葉書を持ったままリトが窓に視線を向けると、そこには空に浮いたラムールがいた。
「ラムール様……」
葉書を隠すことも忘れ、リトはまるで夢で会ったかのようにラムールを向く。
ラムールはフワリと部屋の中に入り、指を鳴らす。 その音と同時に書類達が部屋中を動き回り印鑑が勝手に押されていく。
「リト」
ラムールは少し戸惑いながらリトに近付き、葉書をそっと抜き取り、裏に返して文章に目を通した。
リトはただ黙って立っていた。
ラムールが小さくため息をつき、リトの正面に立った。
リトはまっすぐ、ラムールの目を見つめる。 琥珀色の視線に吸い込まれる。
「この手紙のことを決して誰にも話さないように。 これは、命令です」
ラムールの声が鋭く細い針のように、リトの脳につきささる。
――また、術をかけられた。
リトはそう感じながら頷く。
ラムールはこの前もそうだった。
狂った翼族と言われた男を退治するために現れた時も。
ラムールは、自分が翼族調査委員会メンバーであることを、事件すべてを他言するなと術をかけた。

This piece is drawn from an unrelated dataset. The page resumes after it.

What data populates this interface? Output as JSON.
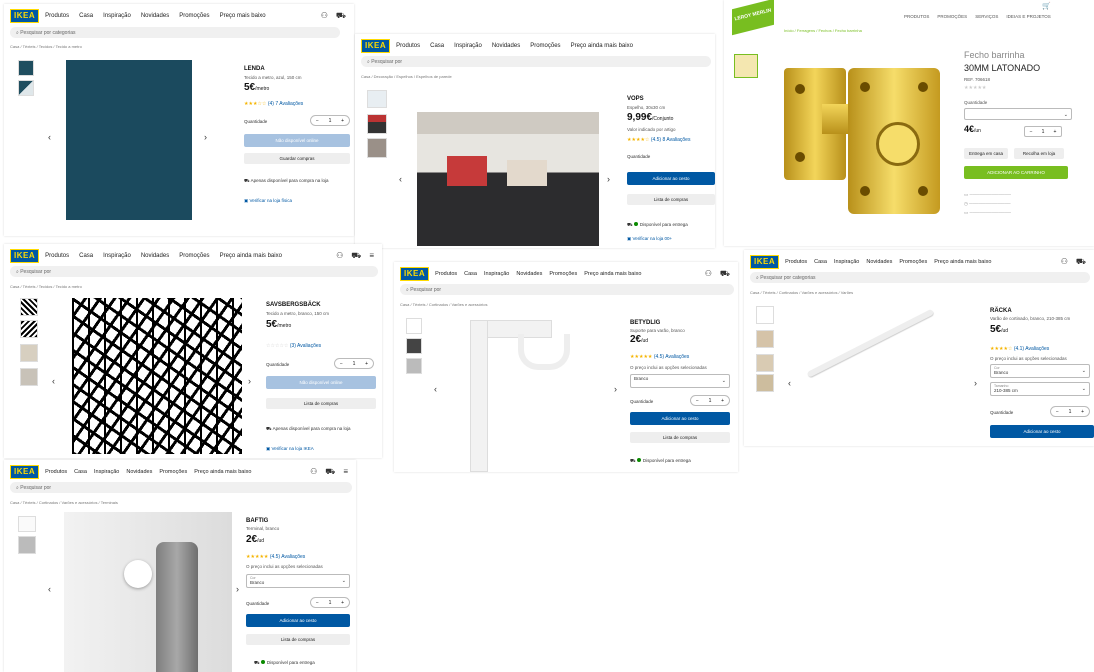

事実、リトはそれ以降、弓ともその話題には触れていない。
言論統制というのだろうか? 自らに不都合な事を術をもって強制的に消し去る。
そんな卑劣な人間ではないと信じたかったが、これが現実だった。
自分には何もできないことが歯がゆくて、リトは何かを言いたげにラムールを見た。
瞳で責めるリトに、ラムールも何かを言おうとして、やはり口をつぐんだ。
ふと、弾かれるようにラムールが顔を上げ、少し慌てて窓に向かう。
「私は、また、出かけます。 自分たちでできることは自分達で行うように」
そう告げるとリトの返事も聞かずにふわりと浮かんで窓から空へと消えていく。
そのままリトが、誰もいない窓際をじっと眺めていると、遠くからタタタタタ、と階段を駆け下りてくる足音が聞こえてきた。
「せんせー!?」
すると大きな声を上げて扉をぶち破らんばかりの勢いでデイが飛び込んできた。
「……っと、りーちゃん、かぁ」
デイはリトの姿を見るとあからさまに残念そうな顔をしてガクリと肩を落とした。
「ラムール様、また、出かけるって」
リトも申し訳なさそうに告げた。
デイは口をとがらせながらリトを見た。
「せんせー、どーしたんだろ? 絶対、おかしーよ」
しかしリトは、その問いに答えることはできなかった。